To solve the problem step by step, let's break down the process: ### Step 1: Identify the Intersection Point The lines given are \(x = n\) and \(y = n^3\). The intersection point \(A_n\) can be found by substituting \(n\) into both equations. - **Intersection Point**: \[ A_n = (n, n^3) \] ### Step 2: Find the Slope of the Line Parallel to \(x + y = 0\) The line \(x + y = 0\) can be rewritten as \(y = -x\), which has a slope of \(-1\).
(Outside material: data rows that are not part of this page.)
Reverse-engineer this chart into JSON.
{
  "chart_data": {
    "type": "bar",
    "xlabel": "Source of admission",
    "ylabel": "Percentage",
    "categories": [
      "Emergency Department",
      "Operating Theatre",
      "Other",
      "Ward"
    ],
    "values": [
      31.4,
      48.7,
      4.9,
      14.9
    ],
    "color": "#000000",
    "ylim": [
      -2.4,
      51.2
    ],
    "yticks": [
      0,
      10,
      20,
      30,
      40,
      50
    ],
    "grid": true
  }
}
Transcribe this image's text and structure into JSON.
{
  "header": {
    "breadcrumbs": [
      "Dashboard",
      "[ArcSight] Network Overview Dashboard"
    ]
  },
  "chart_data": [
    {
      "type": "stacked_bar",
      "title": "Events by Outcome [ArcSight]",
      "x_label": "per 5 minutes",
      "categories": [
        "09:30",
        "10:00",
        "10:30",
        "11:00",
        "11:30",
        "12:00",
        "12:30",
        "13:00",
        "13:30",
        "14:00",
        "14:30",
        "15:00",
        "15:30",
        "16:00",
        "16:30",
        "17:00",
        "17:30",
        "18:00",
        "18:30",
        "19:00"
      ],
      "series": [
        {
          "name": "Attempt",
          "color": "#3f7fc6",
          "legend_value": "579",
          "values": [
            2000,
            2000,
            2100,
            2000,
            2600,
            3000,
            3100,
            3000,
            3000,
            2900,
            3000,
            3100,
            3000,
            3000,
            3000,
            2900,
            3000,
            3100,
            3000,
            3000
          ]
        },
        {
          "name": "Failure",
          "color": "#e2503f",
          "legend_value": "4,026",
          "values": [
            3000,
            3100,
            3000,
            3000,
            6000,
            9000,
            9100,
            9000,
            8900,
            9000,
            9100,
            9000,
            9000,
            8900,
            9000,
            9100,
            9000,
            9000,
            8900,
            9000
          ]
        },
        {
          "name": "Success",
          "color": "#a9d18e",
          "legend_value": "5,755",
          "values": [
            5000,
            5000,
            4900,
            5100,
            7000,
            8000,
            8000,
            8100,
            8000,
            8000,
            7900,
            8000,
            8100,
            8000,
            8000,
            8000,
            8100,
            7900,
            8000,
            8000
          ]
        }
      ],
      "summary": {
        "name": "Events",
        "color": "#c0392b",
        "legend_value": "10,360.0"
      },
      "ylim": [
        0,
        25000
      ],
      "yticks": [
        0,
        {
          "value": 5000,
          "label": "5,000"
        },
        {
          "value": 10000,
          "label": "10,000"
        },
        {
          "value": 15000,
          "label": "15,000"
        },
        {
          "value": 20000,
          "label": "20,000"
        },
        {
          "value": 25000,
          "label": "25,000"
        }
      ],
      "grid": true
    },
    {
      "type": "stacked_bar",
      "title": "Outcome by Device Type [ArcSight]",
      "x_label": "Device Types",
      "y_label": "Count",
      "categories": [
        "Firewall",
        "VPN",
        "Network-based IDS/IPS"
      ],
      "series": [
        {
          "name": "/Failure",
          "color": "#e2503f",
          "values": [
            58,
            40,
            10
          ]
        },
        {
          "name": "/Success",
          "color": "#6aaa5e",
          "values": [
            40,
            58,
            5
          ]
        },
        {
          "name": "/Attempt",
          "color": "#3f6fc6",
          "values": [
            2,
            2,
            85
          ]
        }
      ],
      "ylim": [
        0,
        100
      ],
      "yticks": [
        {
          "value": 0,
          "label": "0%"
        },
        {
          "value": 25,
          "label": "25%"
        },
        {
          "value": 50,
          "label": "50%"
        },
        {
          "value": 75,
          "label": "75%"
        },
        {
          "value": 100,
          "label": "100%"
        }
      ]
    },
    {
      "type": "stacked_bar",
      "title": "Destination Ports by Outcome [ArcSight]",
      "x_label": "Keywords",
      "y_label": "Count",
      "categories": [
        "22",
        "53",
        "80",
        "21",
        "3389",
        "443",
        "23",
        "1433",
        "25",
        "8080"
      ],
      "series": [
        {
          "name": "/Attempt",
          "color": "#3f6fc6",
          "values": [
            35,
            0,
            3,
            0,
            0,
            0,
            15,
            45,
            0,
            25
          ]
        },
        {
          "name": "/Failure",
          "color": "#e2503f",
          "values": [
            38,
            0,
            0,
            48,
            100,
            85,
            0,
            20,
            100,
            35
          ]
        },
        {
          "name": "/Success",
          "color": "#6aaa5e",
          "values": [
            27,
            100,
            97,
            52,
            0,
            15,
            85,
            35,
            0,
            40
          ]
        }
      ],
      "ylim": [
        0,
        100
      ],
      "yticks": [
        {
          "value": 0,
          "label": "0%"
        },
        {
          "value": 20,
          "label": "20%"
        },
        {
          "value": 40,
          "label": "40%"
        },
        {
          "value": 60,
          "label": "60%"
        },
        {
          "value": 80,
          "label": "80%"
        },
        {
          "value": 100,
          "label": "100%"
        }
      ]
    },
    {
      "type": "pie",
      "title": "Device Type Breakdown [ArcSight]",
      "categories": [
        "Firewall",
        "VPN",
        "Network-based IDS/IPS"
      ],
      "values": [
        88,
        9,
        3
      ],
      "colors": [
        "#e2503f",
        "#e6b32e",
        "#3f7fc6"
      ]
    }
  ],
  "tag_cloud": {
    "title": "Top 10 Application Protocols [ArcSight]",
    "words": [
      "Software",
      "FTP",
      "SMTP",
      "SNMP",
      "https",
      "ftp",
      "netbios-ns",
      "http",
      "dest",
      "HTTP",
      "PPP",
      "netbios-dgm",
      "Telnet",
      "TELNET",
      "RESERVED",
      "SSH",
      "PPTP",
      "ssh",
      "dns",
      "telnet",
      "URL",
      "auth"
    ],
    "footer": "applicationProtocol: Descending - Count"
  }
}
A line parallel to this will also have a slope of \(-1\). ### Step 3: Write the Equation of the Line Through \(A_n\) Using the point-slope form of the line equation, where the point is \(A_n(n, n^3)\) and the slope is \(-1\): - **Equation of the Line**: \[ y - n^3 = -1(x - n) \] Simplifying this gives: \[ y = -x + n + n^3 \] ### Step 4: Find the X-Intercept of the Line To find the x-intercept, set \(y = 0\): \[ 0 = -x + n + n^3 \] Solving for \(x\): \[ x = n + n^3 \] ### Step 5: Calculate the Length of the Intercept \(l_n\) The length of the intercept \(l_n\) on the x-axis is the absolute value of the x-intercept: - **Length of the Intercept**: \[ l_n = n + n^3 \] ### Step 6: Sum \(l_n\) from \(n = 1\) to \(5\) We need to compute: \[ \sum_{n=1}^{5} l_n = \sum_{n=1}^{5} (n + n^3) \] This can be split into two separate sums: \[ \sum_{n=1}^{5} n + \sum_{n=1}^{5} n^3 \] ### Step 7: Calculate Each Sum 1. **Sum of the first 5 natural numbers**: \[ \sum_{n=1}^{5} n = \frac{5(5+1)}{2} = \frac{5 \times 6}{2} = 15 \] 2. **Sum of the cubes of the first 5 natural numbers**: \[ \sum_{n=1}^{5} n^3 = \left(\frac{5(5+1)}{2}\right)^2 = 15^2 = 225 \] ### Step 8: Combine the Results Now, combine the results of the two sums: \[ \sum_{n=1}^{5} l_n = 15 + 225 = 240 \] ### Step 9: Relate to \(K\) According to the problem, we have: \[ \sum_{n=1}^{5} l_n = K^4 - 16 \] Setting this equal to our calculated sum: \[ 240 = K^4 - 16 \] Solving for \(K^4\): \[ K^4 = 240 + 16 = 256 \] Taking the fourth root: \[ K = 4 \] ### Final Answer Thus, the value of \(K\) is: \[ \boxed{4} \]